Evil lurks where no-one bats an eye
by Simon Longstaff
Kill the Pig ... Kill the Pig ... Kill the Pig ...
So William Golding introduces one of the most enduring images of twentieth century literature. In Lord of the Flies we find a marooned group of choirboys yielding to the beast within as they savagely kill first a pig, then their misfit companion, Piggy.
The novel concludes with the rescue of the boys. As the newly arrived adult survey the scene of half-naked savages hunting down one of their own, we are confronted by the simple fact that the murdering tribe is made up of children: otherwise respectable, middle-class, English children.
The shocking force of the novel lies in its suggestion that the veneer of innocence and civilisation is wafer thin, that the ravening beast lurks just below the surface in us all.
This is a powerful and contentious suggestion that many of us would prefer to reject. Yet how can we do so in the light of events that unfolded on Sydney's Oxford Street during the early hours of Sunday morning?
As the sky lightened in the east, a crowd of up to one hundred people, some of whom cheered and applauded, stood by as two men beat a third.

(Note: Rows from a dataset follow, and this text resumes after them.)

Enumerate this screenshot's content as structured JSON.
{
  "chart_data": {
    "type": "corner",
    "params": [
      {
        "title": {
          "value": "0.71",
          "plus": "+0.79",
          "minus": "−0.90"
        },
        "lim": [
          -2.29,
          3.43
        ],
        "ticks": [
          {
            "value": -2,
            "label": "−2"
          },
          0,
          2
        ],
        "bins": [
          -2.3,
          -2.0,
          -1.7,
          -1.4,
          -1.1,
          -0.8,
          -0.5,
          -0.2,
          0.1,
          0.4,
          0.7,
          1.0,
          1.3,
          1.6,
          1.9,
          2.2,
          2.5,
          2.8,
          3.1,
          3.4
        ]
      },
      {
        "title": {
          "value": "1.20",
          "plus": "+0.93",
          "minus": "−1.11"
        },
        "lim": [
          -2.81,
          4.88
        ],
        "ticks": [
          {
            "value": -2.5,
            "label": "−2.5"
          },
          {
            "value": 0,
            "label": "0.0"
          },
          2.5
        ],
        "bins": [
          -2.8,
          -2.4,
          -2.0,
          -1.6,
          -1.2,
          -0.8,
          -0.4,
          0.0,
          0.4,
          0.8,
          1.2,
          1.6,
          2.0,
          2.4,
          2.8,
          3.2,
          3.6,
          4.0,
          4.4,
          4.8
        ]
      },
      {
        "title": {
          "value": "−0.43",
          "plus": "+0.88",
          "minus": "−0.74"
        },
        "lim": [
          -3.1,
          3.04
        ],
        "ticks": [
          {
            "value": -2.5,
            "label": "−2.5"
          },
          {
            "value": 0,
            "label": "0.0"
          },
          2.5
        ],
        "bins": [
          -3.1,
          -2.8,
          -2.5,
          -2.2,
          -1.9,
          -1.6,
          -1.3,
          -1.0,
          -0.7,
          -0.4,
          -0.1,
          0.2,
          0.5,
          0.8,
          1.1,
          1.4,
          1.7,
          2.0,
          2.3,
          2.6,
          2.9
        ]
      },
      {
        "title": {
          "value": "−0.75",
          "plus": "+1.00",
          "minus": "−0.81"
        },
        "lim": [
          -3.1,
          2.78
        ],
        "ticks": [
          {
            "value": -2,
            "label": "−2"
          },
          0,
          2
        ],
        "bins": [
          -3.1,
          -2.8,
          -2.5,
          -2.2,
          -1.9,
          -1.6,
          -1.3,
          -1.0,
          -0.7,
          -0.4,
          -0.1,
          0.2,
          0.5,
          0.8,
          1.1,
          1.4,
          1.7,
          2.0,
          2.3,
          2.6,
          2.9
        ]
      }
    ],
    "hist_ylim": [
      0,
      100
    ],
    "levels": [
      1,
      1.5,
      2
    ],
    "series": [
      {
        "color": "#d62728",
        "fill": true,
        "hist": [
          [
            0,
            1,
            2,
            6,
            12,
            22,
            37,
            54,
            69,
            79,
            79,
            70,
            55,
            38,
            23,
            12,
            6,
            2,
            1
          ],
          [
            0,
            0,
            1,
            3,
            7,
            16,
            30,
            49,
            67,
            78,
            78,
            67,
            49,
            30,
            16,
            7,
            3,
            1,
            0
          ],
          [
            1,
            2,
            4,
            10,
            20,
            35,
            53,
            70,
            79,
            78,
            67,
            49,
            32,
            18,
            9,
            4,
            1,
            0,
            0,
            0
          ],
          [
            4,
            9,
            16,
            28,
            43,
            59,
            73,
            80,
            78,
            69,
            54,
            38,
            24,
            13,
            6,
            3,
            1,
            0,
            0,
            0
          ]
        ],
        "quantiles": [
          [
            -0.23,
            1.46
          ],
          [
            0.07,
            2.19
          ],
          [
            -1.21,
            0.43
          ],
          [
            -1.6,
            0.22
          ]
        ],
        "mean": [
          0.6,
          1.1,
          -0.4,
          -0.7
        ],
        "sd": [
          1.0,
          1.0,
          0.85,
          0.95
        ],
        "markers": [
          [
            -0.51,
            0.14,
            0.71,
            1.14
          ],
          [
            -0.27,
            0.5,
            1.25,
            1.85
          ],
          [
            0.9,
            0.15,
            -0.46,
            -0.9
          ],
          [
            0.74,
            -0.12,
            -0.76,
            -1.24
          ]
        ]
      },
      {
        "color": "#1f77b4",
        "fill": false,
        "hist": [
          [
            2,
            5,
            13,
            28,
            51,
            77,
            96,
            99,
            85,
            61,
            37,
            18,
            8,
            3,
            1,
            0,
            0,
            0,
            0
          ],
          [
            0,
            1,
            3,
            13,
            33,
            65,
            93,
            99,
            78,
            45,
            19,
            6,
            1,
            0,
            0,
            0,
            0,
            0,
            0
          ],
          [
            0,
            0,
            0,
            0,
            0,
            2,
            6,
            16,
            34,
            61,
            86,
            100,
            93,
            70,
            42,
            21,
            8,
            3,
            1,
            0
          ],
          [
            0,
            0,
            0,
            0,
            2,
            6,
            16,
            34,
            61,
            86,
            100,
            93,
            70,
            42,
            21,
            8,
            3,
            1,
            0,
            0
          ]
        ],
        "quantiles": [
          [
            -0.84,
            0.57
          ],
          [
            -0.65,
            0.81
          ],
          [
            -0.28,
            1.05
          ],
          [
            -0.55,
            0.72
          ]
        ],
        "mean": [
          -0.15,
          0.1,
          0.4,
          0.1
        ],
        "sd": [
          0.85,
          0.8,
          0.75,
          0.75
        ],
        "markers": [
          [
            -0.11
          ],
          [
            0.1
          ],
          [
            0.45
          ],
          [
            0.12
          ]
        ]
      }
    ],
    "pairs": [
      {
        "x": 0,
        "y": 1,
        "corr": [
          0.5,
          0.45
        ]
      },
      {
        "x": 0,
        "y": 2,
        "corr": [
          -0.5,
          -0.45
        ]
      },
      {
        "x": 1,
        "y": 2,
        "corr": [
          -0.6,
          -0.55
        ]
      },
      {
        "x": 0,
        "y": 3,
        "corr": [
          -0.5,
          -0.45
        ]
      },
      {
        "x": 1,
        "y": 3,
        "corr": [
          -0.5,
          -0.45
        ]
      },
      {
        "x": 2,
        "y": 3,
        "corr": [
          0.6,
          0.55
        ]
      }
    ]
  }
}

Why? I wonder if those involved can answer that question. What could Scott Gilroy have done to deserve this? Had he somehow forfeited his humanity and its right to protection? What did people think was happening?
Is it possible the people in the crowd thought they were witnessing a relatively harmless altercation? Unused to the sight of lethal force, many may have been quite unaware that they were celebrating events that would lead to a young man's untimely death.
Or was the crowd taking its cues from the nightclub security guards who watched the whole sickening event and did nothing? After all, there were notional figures of authority with a capacity to act, standing back because their management had ordered them not to get involved in street brawls.
Perhaps the key to understanding this dreadful event lies in the size of the crowd and the relative anonymity it conferred. Perhaps people found themselves carried away by the mood of the mob. Did they catch a whiff of the scent of fear, smell blood in the water and give in to that primal urge to be part of the kill? If they did, they surrendered much of what it means to be human.
We are and will remain part animal in nature, driven by instinct and desire. Yet, we have the capacity to transcend our animal nature and to choose to do what we believe to be right and good.
Did the crowd deny this choice or was it blind to the fact that the choice was there for the making? Why?
I doubt there is a single answer to this question. I doubt that even those most closely involved will be able to give a coherent response. In the end, the explanation may be as mundane and simple as the fact that he found himself in the wrong place at the wrong time, a victim of chance and the rage of his assailants. The simple reason is that Gilroy is dead and for no good reason.
I wonder if people in the crowd felt their innocence ebb away with the life of their victim? Yet, Gilroy was as much a victim of that crowd as he was of the men who attacked him. A single individual or a couple of passers-by might have hesitated to intervene and few, if any, would blame them for doing so. To choose to risk personal safety for the sake of another is the act of a genuine hero.
But that is not how things were on Sunday morning. What are we to make of those one hundred bystanders? Even half, even a quarter, even a tenth of that number might have saved Gilroy, if only they had thought to do so.
Just one voice raised in protest might have galvanised the crowd. Yet, it appears, no one came forward. Instead they clapped. Instead they cheered.
All we can do is hope that Gilroy lost consciousness soon after the attack began. He must have known he was in mortal danger and that knowledge must have been terrible enough. He must have known there was a crowd of onlookers. Did he catch someone's eye and ask for help? Did he call out? Either way, he must have realised no one was going to help. Among so many, he slipped towards a lonely death.
That is bad enough. However, it may have been worse. He may have passed out of this world with a final image of cheering, clapping people celebrating his pain.
It has been hard to commit such thoughts to print. They wound. Yet it must be done if we are to face the truth that the experience of evil is not limited to those who live in Kosovo, Rwanda or some dark period in the past.
What remains of our innocence is worth protecting. Is it too much to hope that we might decide, at last, to stand together and silence the chant:
Kill the Pig ... Kill the Pig ... Kill the Pig ...?
Dr Simon Longstaff is Executive Director of St James Ethics Centre.
This article was published on the 'Opinion' page of The Australian on 10 June 1999, page 15.